Le mouvement d’accélération évoqué précédemment est entretenu par les Etats-Unis. Leurs firmes, ATT et ITT pour le téléphone, IBM pour l’informatique, occupent une place dominante dans le monde. Parallèlement, le Département d’Etat met en place des conditions juridiques et diplomatiques favorables aux nouveaux réseaux : dans le domaine des radiocommunications, par exemple, une grande conférence tenue à Atlantic City, en 1947, oblige les pays partenaires des Etats-Unis à abandonner des équipements anciens au profit de technologies récentes. Les rivalités entre l’URSS et les Etats-Unis vont renforcer ce désir d’hégémonie technologique et de maîtrise des communications à l’échelle mondiale.

Parallèlement, on assiste à un recul de l’Europe. Montée en puissance des deux grands et effacement de l’Europe modifient le rapport de l’homme à l’espace-monde. La première Guerre Mondiale avait sonné le glas de la prééminence mondiale des pays phares du continent européen : Grande-Bretagne, Allemagne et France. Le déclenchement, en 1939, d’une nouvelle guerre précipite le déclin du continent en tant qu’acteur important des relations internationales. En 1945, ruinée, l’Europe n’existe plus dans un monde dorénavant dominé par les Etats-Unis et l’URSS. Par ailleurs, l’espace européen est dès lors tiraillé, déchiré. La coupure de la planète en deux blocs trouve sur le continent européen son expression la plus achevée.

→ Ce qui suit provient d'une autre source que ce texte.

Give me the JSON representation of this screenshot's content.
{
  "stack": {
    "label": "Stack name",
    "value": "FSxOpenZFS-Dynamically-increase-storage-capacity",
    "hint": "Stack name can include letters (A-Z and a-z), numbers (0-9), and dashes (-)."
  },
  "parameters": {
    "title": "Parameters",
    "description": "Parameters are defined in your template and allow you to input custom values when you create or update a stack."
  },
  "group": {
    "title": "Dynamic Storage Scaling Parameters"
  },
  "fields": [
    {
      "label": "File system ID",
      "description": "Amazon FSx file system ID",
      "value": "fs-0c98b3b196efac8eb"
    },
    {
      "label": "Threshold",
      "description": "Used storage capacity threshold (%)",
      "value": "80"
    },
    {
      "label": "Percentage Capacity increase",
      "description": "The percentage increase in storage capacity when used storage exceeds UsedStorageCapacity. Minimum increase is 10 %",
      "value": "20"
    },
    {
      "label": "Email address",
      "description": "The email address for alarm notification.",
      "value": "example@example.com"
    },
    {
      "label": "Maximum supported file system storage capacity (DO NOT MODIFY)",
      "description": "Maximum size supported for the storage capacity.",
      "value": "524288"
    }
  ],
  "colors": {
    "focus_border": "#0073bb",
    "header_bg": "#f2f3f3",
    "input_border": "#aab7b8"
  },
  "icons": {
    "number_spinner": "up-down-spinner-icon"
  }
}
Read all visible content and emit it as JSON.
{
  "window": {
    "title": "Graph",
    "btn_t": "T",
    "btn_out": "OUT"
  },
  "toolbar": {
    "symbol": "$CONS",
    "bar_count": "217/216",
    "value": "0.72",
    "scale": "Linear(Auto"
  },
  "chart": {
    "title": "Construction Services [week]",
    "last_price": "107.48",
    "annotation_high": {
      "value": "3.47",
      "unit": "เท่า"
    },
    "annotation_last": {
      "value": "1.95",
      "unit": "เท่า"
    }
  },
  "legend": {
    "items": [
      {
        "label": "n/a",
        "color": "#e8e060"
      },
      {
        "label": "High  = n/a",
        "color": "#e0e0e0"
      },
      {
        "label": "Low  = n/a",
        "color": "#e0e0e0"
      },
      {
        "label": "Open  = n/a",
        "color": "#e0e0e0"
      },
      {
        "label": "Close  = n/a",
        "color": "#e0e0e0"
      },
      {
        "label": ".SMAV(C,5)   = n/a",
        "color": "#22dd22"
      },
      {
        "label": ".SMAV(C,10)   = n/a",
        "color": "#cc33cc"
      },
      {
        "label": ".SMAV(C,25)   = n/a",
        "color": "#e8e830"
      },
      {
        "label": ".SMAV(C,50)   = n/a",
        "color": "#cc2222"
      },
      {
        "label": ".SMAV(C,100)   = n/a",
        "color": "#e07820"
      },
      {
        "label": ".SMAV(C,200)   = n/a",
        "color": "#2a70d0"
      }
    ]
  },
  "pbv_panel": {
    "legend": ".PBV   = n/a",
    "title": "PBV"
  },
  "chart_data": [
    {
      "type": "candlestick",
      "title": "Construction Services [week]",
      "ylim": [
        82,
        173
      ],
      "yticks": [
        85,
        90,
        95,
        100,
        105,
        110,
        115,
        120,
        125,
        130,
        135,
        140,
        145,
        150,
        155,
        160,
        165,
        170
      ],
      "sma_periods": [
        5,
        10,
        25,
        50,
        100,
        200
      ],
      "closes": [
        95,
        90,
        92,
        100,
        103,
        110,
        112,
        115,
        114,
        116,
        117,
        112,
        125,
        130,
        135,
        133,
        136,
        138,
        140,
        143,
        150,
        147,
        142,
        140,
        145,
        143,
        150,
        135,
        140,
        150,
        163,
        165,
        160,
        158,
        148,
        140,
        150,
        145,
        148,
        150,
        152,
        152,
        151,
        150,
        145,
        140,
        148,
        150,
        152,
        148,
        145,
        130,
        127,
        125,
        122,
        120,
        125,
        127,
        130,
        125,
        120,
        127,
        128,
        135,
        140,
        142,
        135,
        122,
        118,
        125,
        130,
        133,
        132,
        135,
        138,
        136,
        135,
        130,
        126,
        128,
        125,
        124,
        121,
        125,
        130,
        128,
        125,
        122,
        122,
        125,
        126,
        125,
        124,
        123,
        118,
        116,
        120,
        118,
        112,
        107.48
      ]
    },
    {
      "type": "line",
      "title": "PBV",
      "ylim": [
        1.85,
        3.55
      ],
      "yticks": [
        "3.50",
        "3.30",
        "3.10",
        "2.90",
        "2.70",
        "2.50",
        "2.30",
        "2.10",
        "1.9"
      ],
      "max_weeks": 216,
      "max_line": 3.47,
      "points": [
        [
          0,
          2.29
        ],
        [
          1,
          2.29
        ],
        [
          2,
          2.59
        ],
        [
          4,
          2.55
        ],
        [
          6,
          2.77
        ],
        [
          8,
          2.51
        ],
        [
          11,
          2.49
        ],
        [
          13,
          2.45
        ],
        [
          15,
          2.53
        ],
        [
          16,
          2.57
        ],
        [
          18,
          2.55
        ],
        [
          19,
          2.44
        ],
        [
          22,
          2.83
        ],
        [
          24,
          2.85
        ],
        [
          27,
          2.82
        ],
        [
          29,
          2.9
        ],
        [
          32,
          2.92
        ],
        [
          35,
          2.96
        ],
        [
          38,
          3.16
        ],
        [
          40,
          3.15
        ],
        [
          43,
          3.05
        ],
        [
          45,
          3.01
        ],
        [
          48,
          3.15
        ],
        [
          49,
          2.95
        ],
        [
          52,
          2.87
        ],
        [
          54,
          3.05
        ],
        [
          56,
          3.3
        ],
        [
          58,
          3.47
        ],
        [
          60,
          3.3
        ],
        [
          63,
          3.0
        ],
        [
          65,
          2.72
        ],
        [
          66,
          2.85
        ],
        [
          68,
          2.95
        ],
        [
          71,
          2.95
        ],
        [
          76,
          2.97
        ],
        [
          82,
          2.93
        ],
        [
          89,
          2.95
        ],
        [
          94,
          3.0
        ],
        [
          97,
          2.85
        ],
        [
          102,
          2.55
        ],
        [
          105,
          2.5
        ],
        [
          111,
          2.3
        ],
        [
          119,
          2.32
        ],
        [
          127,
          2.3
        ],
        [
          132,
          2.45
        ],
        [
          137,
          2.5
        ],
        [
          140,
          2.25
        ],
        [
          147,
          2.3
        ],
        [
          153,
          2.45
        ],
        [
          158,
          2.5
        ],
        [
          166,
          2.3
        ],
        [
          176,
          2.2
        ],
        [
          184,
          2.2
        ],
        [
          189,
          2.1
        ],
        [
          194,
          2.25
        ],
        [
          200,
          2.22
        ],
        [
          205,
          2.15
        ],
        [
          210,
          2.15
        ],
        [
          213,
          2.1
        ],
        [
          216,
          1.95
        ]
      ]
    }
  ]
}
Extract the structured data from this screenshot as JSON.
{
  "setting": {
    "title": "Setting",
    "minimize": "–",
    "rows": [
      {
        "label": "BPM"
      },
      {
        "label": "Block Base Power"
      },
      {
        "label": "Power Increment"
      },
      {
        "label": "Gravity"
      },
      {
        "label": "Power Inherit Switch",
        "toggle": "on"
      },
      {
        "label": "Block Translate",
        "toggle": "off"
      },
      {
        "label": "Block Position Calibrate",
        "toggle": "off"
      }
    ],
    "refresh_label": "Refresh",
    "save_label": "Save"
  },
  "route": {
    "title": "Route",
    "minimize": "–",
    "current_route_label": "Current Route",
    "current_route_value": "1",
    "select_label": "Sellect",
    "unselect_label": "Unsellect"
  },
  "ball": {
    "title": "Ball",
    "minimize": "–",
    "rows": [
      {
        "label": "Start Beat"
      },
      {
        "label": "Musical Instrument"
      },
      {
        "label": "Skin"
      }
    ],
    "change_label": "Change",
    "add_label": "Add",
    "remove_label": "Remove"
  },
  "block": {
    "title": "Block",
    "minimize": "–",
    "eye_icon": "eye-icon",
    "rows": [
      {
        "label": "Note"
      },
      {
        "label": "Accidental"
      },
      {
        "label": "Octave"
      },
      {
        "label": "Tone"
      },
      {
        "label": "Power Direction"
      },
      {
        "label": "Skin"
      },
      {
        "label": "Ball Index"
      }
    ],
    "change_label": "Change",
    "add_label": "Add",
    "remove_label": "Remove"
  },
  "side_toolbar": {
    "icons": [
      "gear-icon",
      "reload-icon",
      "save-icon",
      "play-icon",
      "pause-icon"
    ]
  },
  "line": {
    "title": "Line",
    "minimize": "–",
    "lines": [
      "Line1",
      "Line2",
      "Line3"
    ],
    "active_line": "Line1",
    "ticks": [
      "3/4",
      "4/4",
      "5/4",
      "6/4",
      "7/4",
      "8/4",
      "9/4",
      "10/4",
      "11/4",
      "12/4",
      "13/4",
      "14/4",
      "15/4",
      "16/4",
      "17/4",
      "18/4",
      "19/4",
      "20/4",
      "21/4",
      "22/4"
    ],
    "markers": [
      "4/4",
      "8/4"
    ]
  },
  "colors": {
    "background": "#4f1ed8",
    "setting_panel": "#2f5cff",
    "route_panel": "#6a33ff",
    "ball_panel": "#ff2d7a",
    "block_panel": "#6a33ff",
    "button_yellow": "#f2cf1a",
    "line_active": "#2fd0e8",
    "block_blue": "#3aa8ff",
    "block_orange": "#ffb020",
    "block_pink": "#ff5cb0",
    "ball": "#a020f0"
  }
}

En sa partie occidentale, structurée par les Américains, les vieilles nations jadis prestigieuses s’en remettent aux Etats-Unis pour assurer leur sécurité – malgré quelques velléités d’autonomie qu’illustre la France gaullienne, notamment en quittant le commandement intégré de l’OTAN en 1966, sans abandonner l’Alliance. Elles subissent de fait une influence politique, économique, financière ou culturelle qui bride largement leur souveraineté nationale. Et que dire de l’Allemagne, mutilée de ses provinces de l’Est et conduite de ce fait à suivre Washington tout en ménageant Moscou ? Quant à la partie orientale, enchâssée dans l’appareil soviétique, incarné militairement par le pacte de Varsovie (1955) et économiquement par le Comecon (1949), elle n’a d’autre souveraineté que celle, fort étroite, que pouvait tolérer l’URSS, sauf à prendre le risque de se voir militairement envahie par le « grand frère » comme cela est le cas en Hongrie en 1956 ou en Tchécoslovaquie en 1968.

Le recul de l’Europe sur la scène internationale, la fin des empires coloniaux, la division en deux blocs antagonistes qui se traduit par une coupure nette au cœur du continent européen, tout cela modifie la perception de l’homme de l’espace monde.